3. Notonagoro membagi nilai menjadi tiga macam,, yaitu:
a. Nilai material, yaitu sesuatu yang berguna bagi manusia.
b. Nilai vital, yaitu sesuatu yang berguna bagi manusia untuk dapat melaksanakana kegiatan
atau aktivitas.
c. Nilai kerokhanian, yaitu segala sesuatu yang berguna bagi rohani
Pancasila juga memiliki nilai intrinsik dan ekstrinsik atau instrumental. Pancasila
mengandung nilai, baik intrinsik maupun ekstrinsik atau instrumental. Nilai intrinsik
pancasila adalah hasil perpaduan dan konvergensi antara nilai asli milik bangsa Indonesia dan
nilai yang diambil dari budaya luar Indonesia, baik yang diserap pada saat Indonesia
memasuki masa sejarah abad IV masehi, masa imperealis, maupun yang diambil oleh para
kaum cendekiawan seperti Soekarno, Muhammad Hatta, Ki Hajar Dewantara, dan kawan-
kawan pejuang kemerdekaan Indonesia lain yang mengambil nilai-nilai modern saat belajar
ke negara Belanda.

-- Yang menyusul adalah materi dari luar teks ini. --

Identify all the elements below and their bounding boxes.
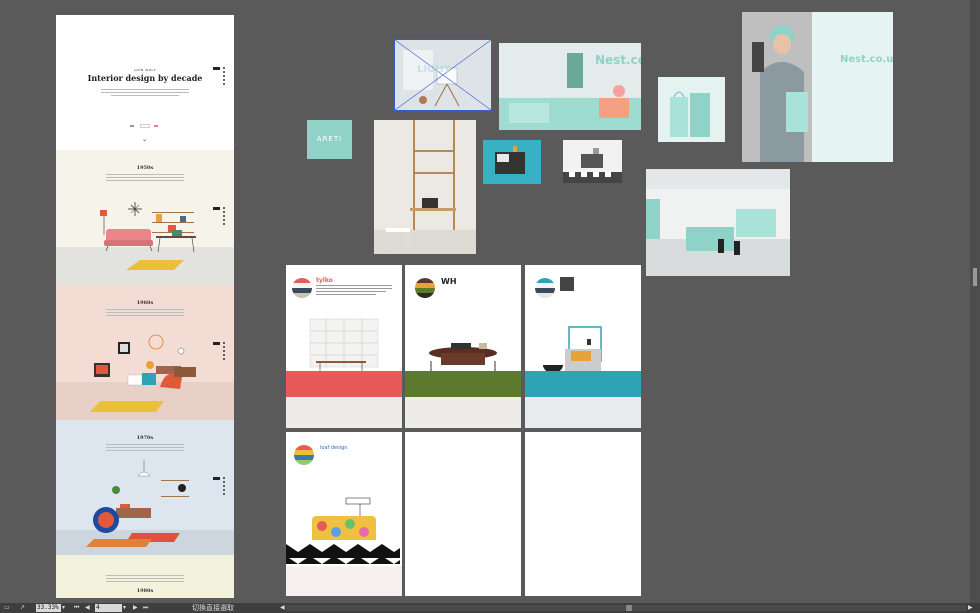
decade-section-1980s: 1980s (56, 555, 234, 598)
nav-tag (213, 67, 220, 70)
page-field[interactable]: 4 (95, 604, 122, 612)
showroom-photo[interactable] (646, 169, 790, 276)
decade-section-1960s: 1960s (56, 285, 234, 420)
page-title: Interior design by decade (87, 73, 203, 83)
room-illustration-1970s (56, 460, 234, 555)
hero-section: JOHN WOLF Interior design by decade ⌄ (56, 15, 234, 150)
scroll-thumb[interactable] (973, 268, 977, 286)
zoom-field[interactable]: 33.33% (36, 604, 61, 612)
nest-person-photo[interactable]: Nest.co.uk (742, 12, 893, 162)
prev-page-icon[interactable]: ◀ (85, 604, 90, 612)
lamp-photo-selected[interactable]: LIGHT (394, 39, 492, 111)
zoom-dropdown-icon[interactable]: ▾ (62, 604, 65, 612)
artboard-icon[interactable]: ▭ (4, 604, 10, 612)
artboard-wh[interactable]: WH (405, 265, 521, 428)
page-dropdown-icon[interactable]: ▾ (123, 604, 126, 612)
vertical-scrollbar[interactable] (970, 0, 980, 603)
checker-floor-photo[interactable] (563, 140, 622, 183)
areti-logo-image[interactable]: ARETI (307, 120, 352, 159)
tool-mode-label: 切換直接選取 (192, 604, 234, 612)
teal-cabinet-photo[interactable] (483, 140, 541, 184)
brand-name: JOHN WOLF (134, 68, 156, 72)
wall-desk-photo[interactable] (374, 120, 476, 254)
artboard-nest[interactable] (525, 265, 641, 428)
scroll-right-icon[interactable]: ▶ (968, 604, 973, 612)
scroll-thumb[interactable] (626, 605, 632, 611)
room-illustration-1950s (56, 202, 234, 285)
decade-section-1950s: 1950s (56, 150, 234, 285)
share-icon[interactable]: ↗ (20, 604, 25, 612)
artboard-tylko[interactable]: tylko (286, 265, 402, 428)
decade-title: 1980s (136, 588, 154, 594)
nest-store-photo[interactable]: Nest.co.uk (499, 43, 641, 130)
artboard-loaf[interactable]: loaf design (286, 432, 402, 596)
room-illustration-1960s (56, 334, 234, 420)
chevron-down-icon[interactable]: ⌄ (142, 136, 147, 143)
hero-controls[interactable] (130, 124, 160, 128)
artboard-blank-2[interactable] (525, 432, 641, 596)
last-page-icon[interactable]: ⏭ (143, 604, 148, 612)
horizontal-scrollbar[interactable] (286, 605, 966, 611)
scroll-left-icon[interactable]: ◀ (280, 604, 285, 612)
next-page-icon[interactable]: ▶ (133, 604, 138, 612)
status-bar: ▭ ↗ 33.33% ▾ ⏮ ◀ 4 ▾ ▶ ⏭ 切換直接選取 ◀ ▶ (0, 603, 980, 613)
long-page-artboard[interactable]: JOHN WOLF Interior design by decade ⌄ 19… (56, 15, 234, 598)
first-page-icon[interactable]: ⏮ (74, 604, 79, 612)
nest-bags-photo[interactable] (658, 77, 725, 142)
artboard-blank-1[interactable] (405, 432, 521, 596)
section-dots[interactable] (223, 65, 225, 87)
decade-section-1970s: 1970s (56, 420, 234, 555)
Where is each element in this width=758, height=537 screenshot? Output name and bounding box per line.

Kekhasan nilai yang melekat dalam pancasila sebagai nilai intrinsik
terletak pada diakuinya nilai-nilai ketuhanan, kemanusiaan, persatuan, kerakyatan dan
keadilan sosial sebagai satu kesatuan.
Pancasila sebagai nilai instrumental mengandung imperatif dan menjadi arah dalam proses
mewujudkan cita-cita negara bangsa. Kehidupan berbangsa seharusnya menyesuaikan dengan
sifat-sifat yang ada dalam pancasila, yakni nilai ketuhanan, kemanusiaan,persatuan,
kerakyatan dan keadilan sosial. Sebagai intrumental, pancasila tidak hanya mencerminkan
identitas manusia Indonesia, melainkan juga berfungsi sebagai cara dalam mencapai tujuan,
bahwa dalam mewujudkan cita-cita negara, bangsa Indonesia menggunakan cara-cara yang
berketuhanan, berkemanusiaan yang adil dan beradab, berpersatuan, berkerakyatan yang
menghargai musyawarah mufakat dan berkeadilan sosial bagi seluruh rakyat Indonesia.